Other Options for Temporary work Permits:

  • International Experience Canada Program (IEC) for people between 18-35 years: Working Holiday Visa, International Co-op / Internship Visa or Young Professional Visa for up to one year
  • Canadian Experience Class for professionals with previous professional experience in Canada
  • Temporary Foreign Worker Program (TFWP) to compensate for a shortage of skilled workers

Well-prepared information and application documents can be found at canada.ca.

If you want to settle permanently in Canada and apply for a permanent residency , there are several immigration programs to choose from:

2. Labour Market and Jobs in Demand in Canada

Applying for a work permit not only sounds complicated, it also requires a lot of energy, patience and perseverance. But the effort described is worthwhile, because due to the low unemployment rate ( 2018: 5.8% ) Canada is a popular emigration destination from an economic point of view. Specialists in the following professional fields are particularly in demand (sources:, Randstad and foreign jobs ):

  • Medicine and pharmacy (doctors, nurses, physiotherapists, pharmacists)
  • Construction industry (architects, construction machinery mechanics, crane operators, locksmiths, lathe operators)
  • Crafts (skilled electrical workers, welders, plumbers, plumbers)
  • Tourism (hotel specialists, cooks, waiters)
  • Extractive industry (mining and drilling specialists)

Skilled workers in these areas have very good prospects of finding a job with a Canadian employer.
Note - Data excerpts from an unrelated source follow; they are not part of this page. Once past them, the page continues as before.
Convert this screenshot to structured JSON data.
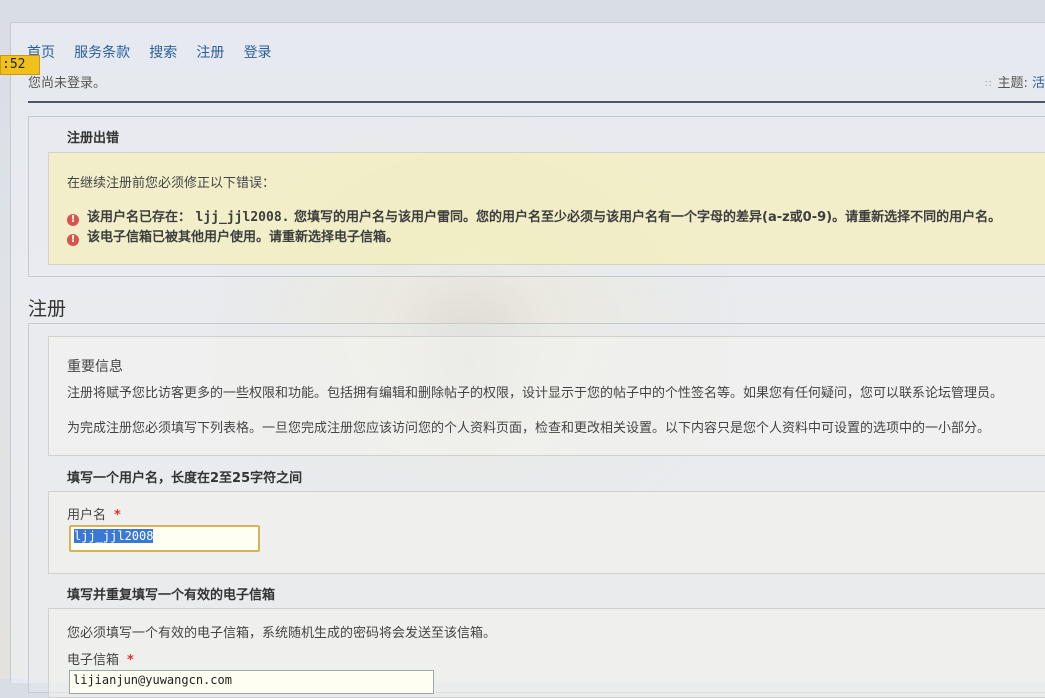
{
  "clock": ":52",
  "nav": [
    "首页",
    "服务条款",
    "搜索",
    "注册",
    "登录"
  ],
  "login_status": "您尚未登录。",
  "theme": {
    "label": "主题:",
    "value": "活"
  },
  "error_panel": {
    "title": "注册出错",
    "intro": "在继续注册前您必须修正以下错误：",
    "errors": [
      {
        "prefix": "该用户名已存在：",
        "username": "ljj_jjl2008.",
        "text": "您填写的用户名与该用户雷同。您的用户名至少必须与该用户名有一个字母的差异(a-z或0-9)。请重新选择不同的用户名。"
      },
      {
        "text": "该电子信箱已被其他用户使用。请重新选择电子信箱。"
      }
    ]
  },
  "register": {
    "heading": "注册",
    "info_title": "重要信息",
    "info_p1": "注册将赋予您比访客更多的一些权限和功能。包括拥有编辑和删除帖子的权限，设计显示于您的帖子中的个性签名等。如果您有任何疑问，您可以联系论坛管理员。",
    "info_p2": "为完成注册您必须填写下列表格。一旦您完成注册您应该访问您的个人资料页面，检查和更改相关设置。以下内容只是您个人资料中可设置的选项中的一小部分。"
  },
  "username_section": {
    "title": "填写一个用户名，长度在2至25字符之间",
    "label": "用户名",
    "required": "*",
    "value": "ljj_jjl2008"
  },
  "email_section": {
    "title": "填写并重复填写一个有效的电子信箱",
    "note": "您必须填写一个有效的电子信箱，系统随机生成的密码将会发送至该信箱。",
    "label": "电子信箱",
    "required": "*",
    "value": "lijianjun@yuwangcn.com"
  }
}
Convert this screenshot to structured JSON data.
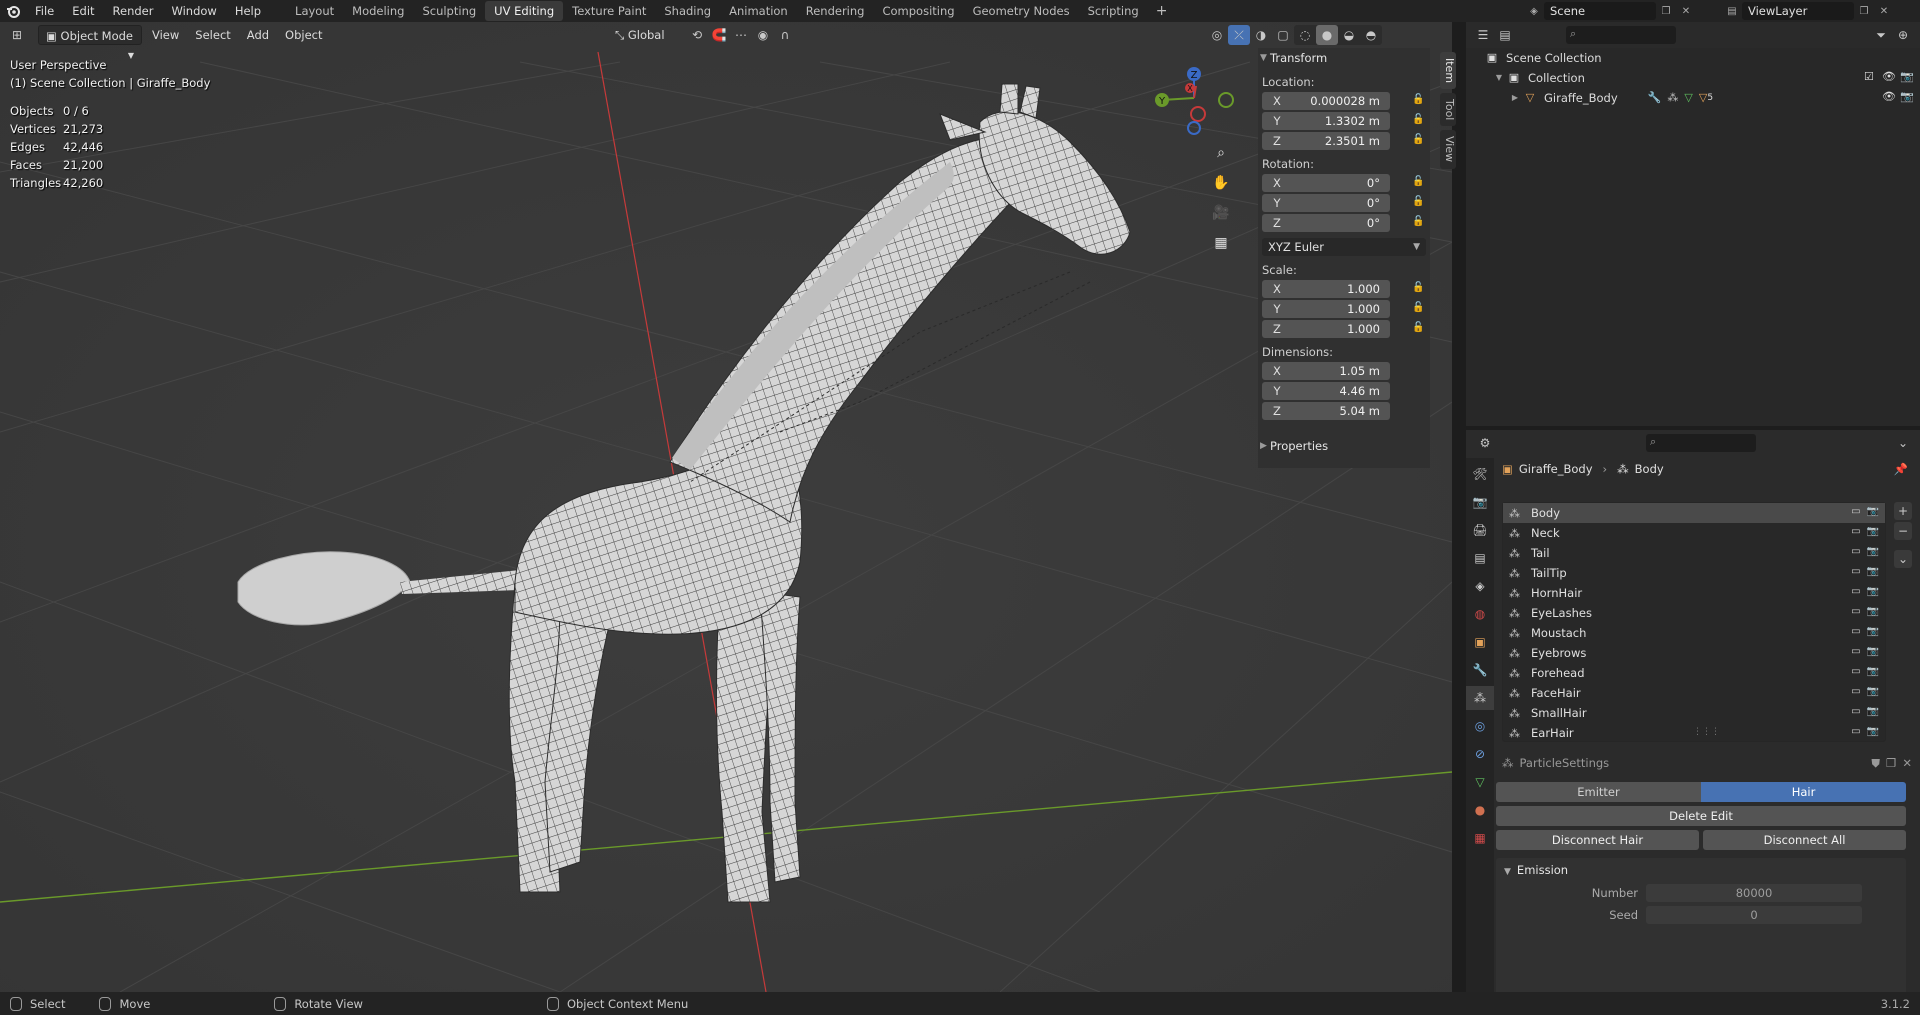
{
  "app": {
    "version": "3.1.2"
  },
  "menus": [
    "File",
    "Edit",
    "Render",
    "Window",
    "Help"
  ],
  "workspaces": {
    "tabs": [
      "Layout",
      "Modeling",
      "Sculpting",
      "UV Editing",
      "Texture Paint",
      "Shading",
      "Animation",
      "Rendering",
      "Compositing",
      "Geometry Nodes",
      "Scripting"
    ],
    "active": "UV Editing"
  },
  "scene": {
    "name": "Scene",
    "view_layer": "ViewLayer"
  },
  "viewport": {
    "mode": "Object Mode",
    "menus": [
      "View",
      "Select",
      "Add",
      "Object"
    ],
    "orientation": "Global",
    "view_name": "User Perspective",
    "collection_line": "(1) Scene Collection | Giraffe_Body",
    "stats": [
      {
        "label": "Objects",
        "value": "0 / 6"
      },
      {
        "label": "Vertices",
        "value": "21,273"
      },
      {
        "label": "Edges",
        "value": "42,446"
      },
      {
        "label": "Faces",
        "value": "21,200"
      },
      {
        "label": "Triangles",
        "value": "42,260"
      }
    ],
    "gizmo": {
      "z": "Z",
      "y": "Y",
      "x": "X"
    }
  },
  "npanel": {
    "tabs": [
      "Item",
      "Tool",
      "View"
    ],
    "transform_title": "Transform",
    "location_label": "Location:",
    "location": [
      {
        "axis": "X",
        "value": "0.000028 m"
      },
      {
        "axis": "Y",
        "value": "1.3302 m"
      },
      {
        "axis": "Z",
        "value": "2.3501 m"
      }
    ],
    "rotation_label": "Rotation:",
    "rotation": [
      {
        "axis": "X",
        "value": "0°"
      },
      {
        "axis": "Y",
        "value": "0°"
      },
      {
        "axis": "Z",
        "value": "0°"
      }
    ],
    "rotation_mode": "XYZ Euler",
    "scale_label": "Scale:",
    "scale": [
      {
        "axis": "X",
        "value": "1.000"
      },
      {
        "axis": "Y",
        "value": "1.000"
      },
      {
        "axis": "Z",
        "value": "1.000"
      }
    ],
    "dimensions_label": "Dimensions:",
    "dimensions": [
      {
        "axis": "X",
        "value": "1.05 m"
      },
      {
        "axis": "Y",
        "value": "4.46 m"
      },
      {
        "axis": "Z",
        "value": "5.04 m"
      }
    ],
    "properties_title": "Properties"
  },
  "outliner": {
    "root": "Scene Collection",
    "collection": "Collection",
    "object": "Giraffe_Body",
    "modifier_count": "5"
  },
  "properties": {
    "breadcrumb_object": "Giraffe_Body",
    "breadcrumb_system": "Body",
    "particle_systems": [
      "Body",
      "Neck",
      "Tail",
      "TailTip",
      "HornHair",
      "EyeLashes",
      "Moustach",
      "Eyebrows",
      "Forehead",
      "FaceHair",
      "SmallHair",
      "EarHair"
    ],
    "active_system": "Body",
    "settings_name": "ParticleSettings",
    "type_options": [
      "Emitter",
      "Hair"
    ],
    "type_active": "Hair",
    "delete_edit": "Delete Edit",
    "disconnect_hair": "Disconnect Hair",
    "disconnect_all": "Disconnect All",
    "emission_title": "Emission",
    "number_label": "Number",
    "number_value": "80000",
    "seed_label": "Seed",
    "seed_value": "0"
  },
  "statusbar": {
    "select": "Select",
    "move": "Move",
    "rotate": "Rotate View",
    "context": "Object Context Menu"
  },
  "colors": {
    "accent_blue": "#4772b3",
    "viewport_bg": "#3a3a3a",
    "axis_x": "#c63a3a",
    "axis_y": "#6a9a2a",
    "axis_z": "#3a6ac6"
  }
}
3. Tips on Finding and Applying for a Job in Canada

Numerous companies have locations in Canada. Career starters who want to work abroad should apply to these international companies. Many “global players” hire trainees who usually spend six to twelve months abroad as planned.
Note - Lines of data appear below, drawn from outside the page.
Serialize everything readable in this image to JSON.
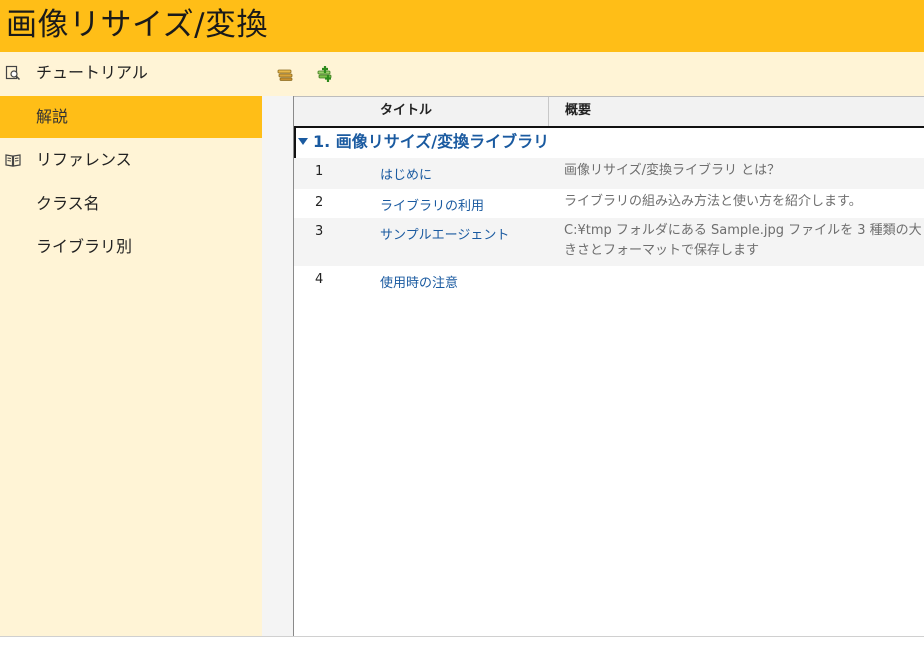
{
  "window": {
    "title": "画像リサイズ/変換"
  },
  "sidebar": {
    "items": [
      {
        "label": "チュートリアル",
        "icon": "search-document-icon"
      },
      {
        "label": "解説",
        "active": true
      },
      {
        "label": "リファレンス",
        "icon": "book-icon"
      },
      {
        "label": "クラス名"
      },
      {
        "label": "ライブラリ別"
      }
    ]
  },
  "toolbar": {
    "buttons": [
      {
        "name": "collapse-all-icon"
      },
      {
        "name": "expand-all-icon"
      }
    ]
  },
  "table": {
    "columns": [
      "タイトル",
      "概要"
    ],
    "group": {
      "title": "1. 画像リサイズ/変換ライブラリ"
    },
    "rows": [
      {
        "num": "1",
        "title": "はじめに",
        "summary": "画像リサイズ/変換ライブラリ とは？"
      },
      {
        "num": "2",
        "title": "ライブラリの利用",
        "summary": "ライブラリの組み込み方法と使い方を紹介します。"
      },
      {
        "num": "3",
        "title": "サンプルエージェント",
        "summary": "C:¥tmp フォルダにある Sample.jpg ファイルを 3 種類の大きさとフォーマットで保存します"
      },
      {
        "num": "4",
        "title": "使用時の注意",
        "summary": ""
      }
    ]
  },
  "colors": {
    "accent": "#ffbe17",
    "sidebar_bg": "#fff4d6",
    "link": "#1a5aa0"
  }
}
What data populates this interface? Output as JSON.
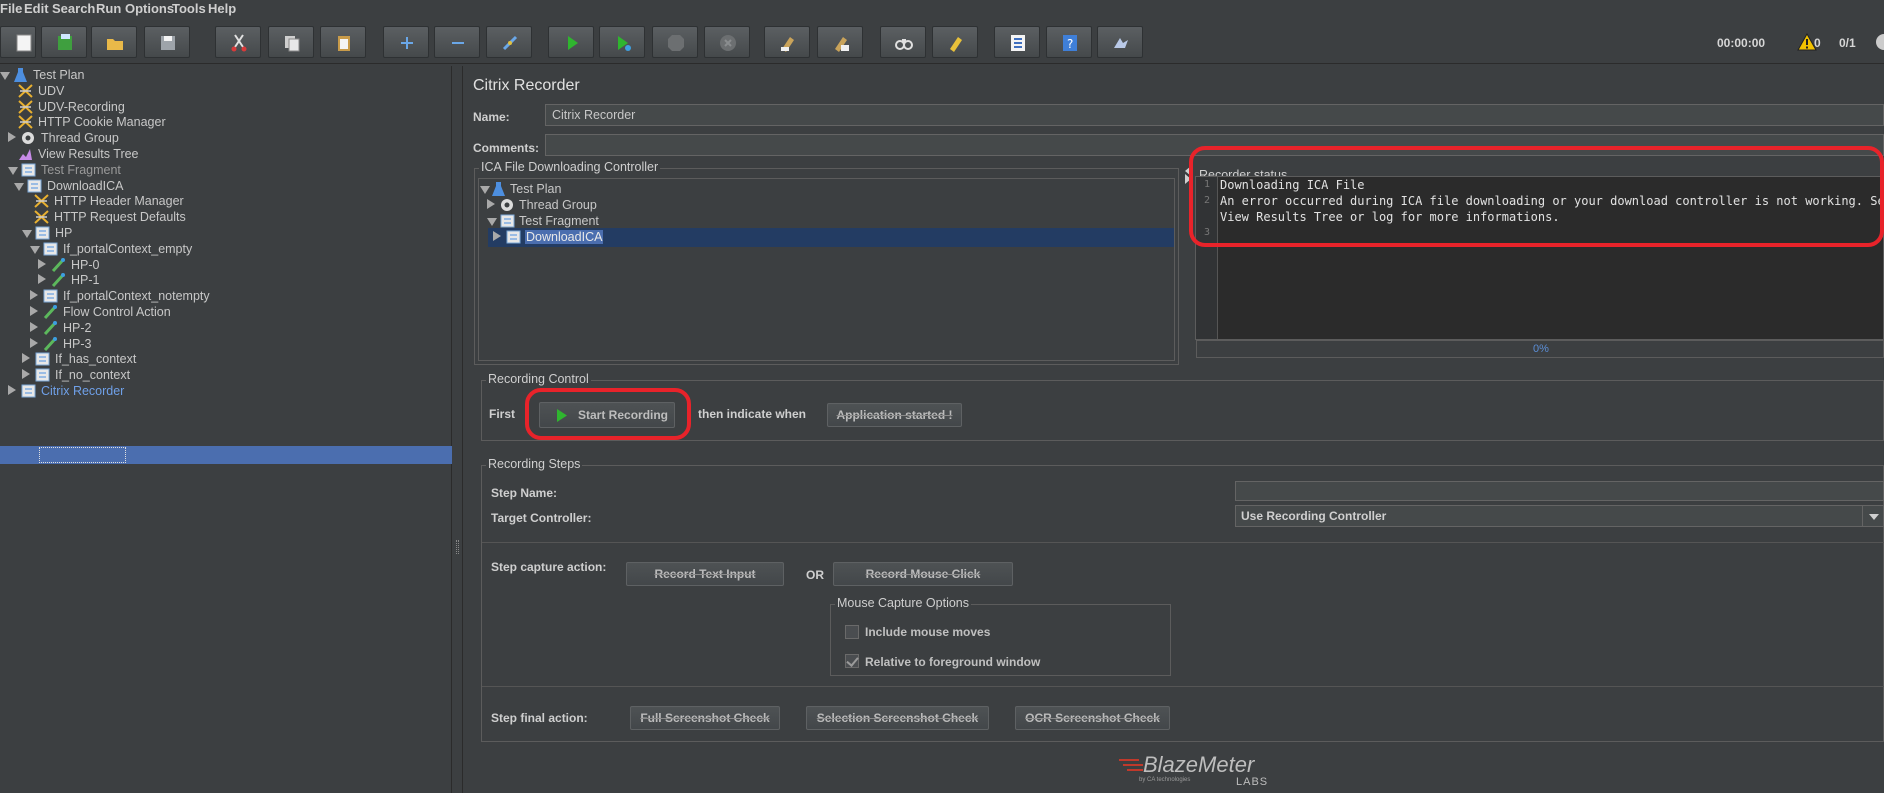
{
  "menu": [
    "File",
    "Edit",
    "Search",
    "Run",
    "Options",
    "Tools",
    "Help"
  ],
  "toolbar": {
    "buttons": [
      "new-icon",
      "templates-icon",
      "open-icon",
      "save-icon",
      "cut-icon",
      "copy-icon",
      "paste-icon",
      "expand-icon",
      "collapse-icon",
      "toggle-icon",
      "start-icon",
      "start-no-pause-icon",
      "stop-icon",
      "shutdown-icon",
      "clear-icon",
      "clear-all-icon",
      "search-icon",
      "reset-search-icon",
      "function-helper-icon",
      "help-icon",
      "remote-icon"
    ],
    "timer": "00:00:00",
    "warnings": "0",
    "threads": "0/1"
  },
  "tree": {
    "items": [
      {
        "label": "Test Plan",
        "icon": "test-plan-icon"
      },
      {
        "label": "UDV",
        "icon": "config-icon"
      },
      {
        "label": "UDV-Recording",
        "icon": "config-icon"
      },
      {
        "label": "HTTP Cookie Manager",
        "icon": "config-icon"
      },
      {
        "label": "Thread Group",
        "icon": "gear-icon"
      },
      {
        "label": "View Results Tree",
        "icon": "listener-icon"
      },
      {
        "label": "Test Fragment",
        "icon": "controller-icon"
      },
      {
        "label": "DownloadICA",
        "icon": "controller-icon"
      },
      {
        "label": "HTTP Header Manager",
        "icon": "config-icon"
      },
      {
        "label": "HTTP Request Defaults",
        "icon": "config-icon"
      },
      {
        "label": "HP",
        "icon": "controller-icon"
      },
      {
        "label": "If_portalContext_empty",
        "icon": "controller-icon"
      },
      {
        "label": "HP-0",
        "icon": "sampler-icon"
      },
      {
        "label": "HP-1",
        "icon": "sampler-icon"
      },
      {
        "label": "If_portalContext_notempty",
        "icon": "controller-icon"
      },
      {
        "label": "Flow Control Action",
        "icon": "sampler-icon"
      },
      {
        "label": "HP-2",
        "icon": "sampler-icon"
      },
      {
        "label": "HP-3",
        "icon": "sampler-icon"
      },
      {
        "label": "If_has_context",
        "icon": "controller-icon"
      },
      {
        "label": "If_no_context",
        "icon": "controller-icon"
      },
      {
        "label": "Citrix Recorder",
        "icon": "controller-icon"
      }
    ]
  },
  "main": {
    "title": "Citrix Recorder",
    "name_label": "Name:",
    "name_value": "Citrix Recorder",
    "comments_label": "Comments:",
    "comments_value": "",
    "ica_legend": "ICA File Downloading Controller",
    "ica_tree": [
      "Test Plan",
      "Thread Group",
      "Test Fragment",
      "DownloadICA"
    ],
    "status_legend": "Recorder status",
    "status_lines": [
      "Downloading ICA File",
      "An error occurred during ICA file downloading or your download controller is not working. See",
      "View Results Tree or log for more informations.",
      ""
    ],
    "progress": "0%",
    "progress_fraction": 0,
    "recording_control_legend": "Recording Control",
    "first_label": "First",
    "start_recording": "Start Recording",
    "then_label": "then indicate when",
    "app_started": "Application started !",
    "steps_legend": "Recording Steps",
    "step_name_label": "Step Name:",
    "step_name_value": "",
    "target_label": "Target Controller:",
    "target_value": "Use Recording Controller",
    "capture_label": "Step capture action:",
    "record_text": "Record Text Input",
    "or_label": "OR",
    "record_mouse": "Record Mouse Click",
    "mouse_options_legend": "Mouse Capture Options",
    "include_moves": "Include mouse moves",
    "include_moves_checked": false,
    "relative_fg": "Relative to foreground window",
    "relative_fg_checked": true,
    "final_label": "Step final action:",
    "full_check": "Full Screenshot Check",
    "selection_check": "Selection Screenshot Check",
    "ocr_check": "OCR Screenshot Check"
  },
  "logo": {
    "brand": "BlazeMeter",
    "sub": "LABS",
    "tag": "by CA technologies"
  },
  "colors": {
    "selection": "#4b6eaf",
    "highlight": "#e8232a",
    "background": "#3c3f41"
  }
}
Common online job boards for Canada include Job Bank, Indeed, Monster and Canada Jobs. There are also regional or job-specific job search engines. The professional network LinkedIn can also be used to search for suitable positions.

In Canada, of course, an appropriate application label must be adhered to. For the initial contact, a cover letter and résumé ( resume), but Canadian employers appreciate personal contact. Therefore, you should definitely contact the company by phone before or after submitting your application. Photos and personal information are not desired due to strict anti-discrimination guidelines, but data from references that can be contacted if necessary. In the application, it is helpful to include references to previous work in terms of work permits and knowledge of the French language. Commitment and volunteering also play an important role in Canada and should therefore be listed in the application.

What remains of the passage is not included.